O homem tapou o rosto com o resto do cachecol esfarrapado
tossiu
procurando em vão no umbral da porta refúgio, contra os elementos em fúria
naquela noite invernosa. E ali ficou estático, como se fizesse parte da noite.
Um carro que passava, iluminou por momentos um rosto sombreado. Aqui e ali, de contrastes de cera; teria talvez, trinta anos ou talvez mais.
Os olhos estavam encovados, pelas privações ao nariz bem proporcionado.
Boca de linhas firmes e queixo que fora outrora enérgico, todo ele denotava altivez e orgulho.
Há quanto tempo estaria ali, uma, duas, três horas. O tempo não significava para ele mais, do que a água que transborda do corpo.
Fechei as cortinas da janela, meu campo de observação, e tentei adivinhar os motivos que levam um homem a chegar ao estado de si mesmo, e renúncia á sociedade.
O relógio da sala bateu as três horas .Assustei-me. O seu bater era brusco e quebrou o silêncio conivente do meu espiar.
Meu Deus, criaste em nós medo, a dúvida, a angústia e acanhamento, que tornam mesquinhos os mais fortes, desfazendo castelos construídos á custa, muitas vezes, de sangue, suor, e lágrimas.
Sim. O pobre homem refletia naqueles olhos parados e de olhar vago, o abandono a que voluntariamente, se vetou, sem ambições, nem anseios, de espécie alguma. Nem vaidade, habitava nele e. Só pobreza , cansaço e frio, minavam a sua inexistência.

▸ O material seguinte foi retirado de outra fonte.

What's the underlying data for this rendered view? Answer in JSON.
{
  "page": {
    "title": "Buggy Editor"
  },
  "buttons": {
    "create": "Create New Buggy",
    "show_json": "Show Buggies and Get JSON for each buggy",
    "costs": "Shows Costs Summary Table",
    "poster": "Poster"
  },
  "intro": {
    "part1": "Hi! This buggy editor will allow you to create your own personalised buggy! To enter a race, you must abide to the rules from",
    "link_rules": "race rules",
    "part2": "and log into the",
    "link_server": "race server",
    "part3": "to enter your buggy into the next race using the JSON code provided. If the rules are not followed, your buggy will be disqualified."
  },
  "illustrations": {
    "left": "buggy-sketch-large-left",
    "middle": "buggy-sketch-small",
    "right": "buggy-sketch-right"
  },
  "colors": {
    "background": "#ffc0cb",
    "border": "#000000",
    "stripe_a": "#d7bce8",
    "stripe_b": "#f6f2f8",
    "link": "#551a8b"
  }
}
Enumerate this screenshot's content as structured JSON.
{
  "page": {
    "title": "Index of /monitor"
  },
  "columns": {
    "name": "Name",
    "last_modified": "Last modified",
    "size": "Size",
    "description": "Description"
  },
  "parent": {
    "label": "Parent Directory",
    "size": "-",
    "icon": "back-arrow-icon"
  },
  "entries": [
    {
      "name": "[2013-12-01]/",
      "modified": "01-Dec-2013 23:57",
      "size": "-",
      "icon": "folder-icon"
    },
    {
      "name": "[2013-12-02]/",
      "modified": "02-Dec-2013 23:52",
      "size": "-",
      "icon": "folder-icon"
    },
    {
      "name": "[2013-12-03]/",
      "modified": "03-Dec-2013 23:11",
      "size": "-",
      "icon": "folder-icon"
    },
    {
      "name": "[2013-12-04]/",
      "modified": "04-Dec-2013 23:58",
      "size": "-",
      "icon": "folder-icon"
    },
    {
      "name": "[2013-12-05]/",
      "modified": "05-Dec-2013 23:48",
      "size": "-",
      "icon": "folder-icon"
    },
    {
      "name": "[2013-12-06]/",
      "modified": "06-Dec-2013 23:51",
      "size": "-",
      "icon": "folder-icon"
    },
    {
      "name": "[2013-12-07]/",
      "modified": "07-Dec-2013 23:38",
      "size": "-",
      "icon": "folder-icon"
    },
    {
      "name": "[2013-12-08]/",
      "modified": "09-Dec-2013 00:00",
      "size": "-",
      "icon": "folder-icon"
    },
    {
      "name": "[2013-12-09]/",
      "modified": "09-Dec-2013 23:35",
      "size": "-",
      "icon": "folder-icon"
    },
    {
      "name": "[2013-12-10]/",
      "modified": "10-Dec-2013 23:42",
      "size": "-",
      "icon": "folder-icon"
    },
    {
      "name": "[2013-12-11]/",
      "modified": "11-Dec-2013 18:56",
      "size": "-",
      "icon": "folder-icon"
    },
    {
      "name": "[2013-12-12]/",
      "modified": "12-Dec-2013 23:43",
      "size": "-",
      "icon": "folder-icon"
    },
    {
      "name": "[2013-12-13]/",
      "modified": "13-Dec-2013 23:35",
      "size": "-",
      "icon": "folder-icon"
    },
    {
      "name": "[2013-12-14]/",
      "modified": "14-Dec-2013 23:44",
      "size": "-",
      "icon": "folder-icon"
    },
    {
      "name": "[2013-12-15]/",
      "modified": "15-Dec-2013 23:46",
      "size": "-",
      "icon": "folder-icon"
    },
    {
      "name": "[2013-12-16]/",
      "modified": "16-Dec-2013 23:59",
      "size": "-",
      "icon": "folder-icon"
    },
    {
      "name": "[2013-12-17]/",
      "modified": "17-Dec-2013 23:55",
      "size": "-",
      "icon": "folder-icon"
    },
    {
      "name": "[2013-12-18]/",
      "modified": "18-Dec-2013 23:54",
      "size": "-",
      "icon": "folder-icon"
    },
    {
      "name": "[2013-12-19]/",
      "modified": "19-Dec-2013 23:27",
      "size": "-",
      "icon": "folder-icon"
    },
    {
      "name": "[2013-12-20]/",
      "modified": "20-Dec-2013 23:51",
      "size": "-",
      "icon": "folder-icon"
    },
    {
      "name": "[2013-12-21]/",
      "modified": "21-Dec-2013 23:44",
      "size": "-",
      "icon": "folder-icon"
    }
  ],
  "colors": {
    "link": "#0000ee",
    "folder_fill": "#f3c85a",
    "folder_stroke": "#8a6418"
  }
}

Um chiar de travões, sobressaltou-me. Corri para a janela, derrubando um banco e soltando uma praga habitual, quase arranquei a cortina do seu sítio, pelo brusco puxão. Os meus dedos trémulos e pressentidos, desembaciaram o vidro, e vi, oh DEUS, um corpo amarrotado e molhado no meio da rua inundada.
Instintivamente, os meus olhos voaram para o portal fronteiro, do meu observado. Não vi vivalma .Estava vazio.
O carro, sobre o manto encobridor da noite, perdeu-se ao longe, negando-se também ele, a reconhecer a existência daquele que por si próprio, já pouco era.
Vesti o impermeável por cima do pijama, desci as escadas a quatro e quatro e sob a chuvada forte, atravessei a rua, em direção ao corpo. Estava com o rosto para baixo; a morte o tinha vindo buscar.
Alertei as autoridades, para fazerem o seu funeral.
Amanhecia e já não pude adormecer. Uma lágrima me veio acordar dizendo apenas.
A vida é um vale de lágrimas e qualquer humano pode ser um abandonado.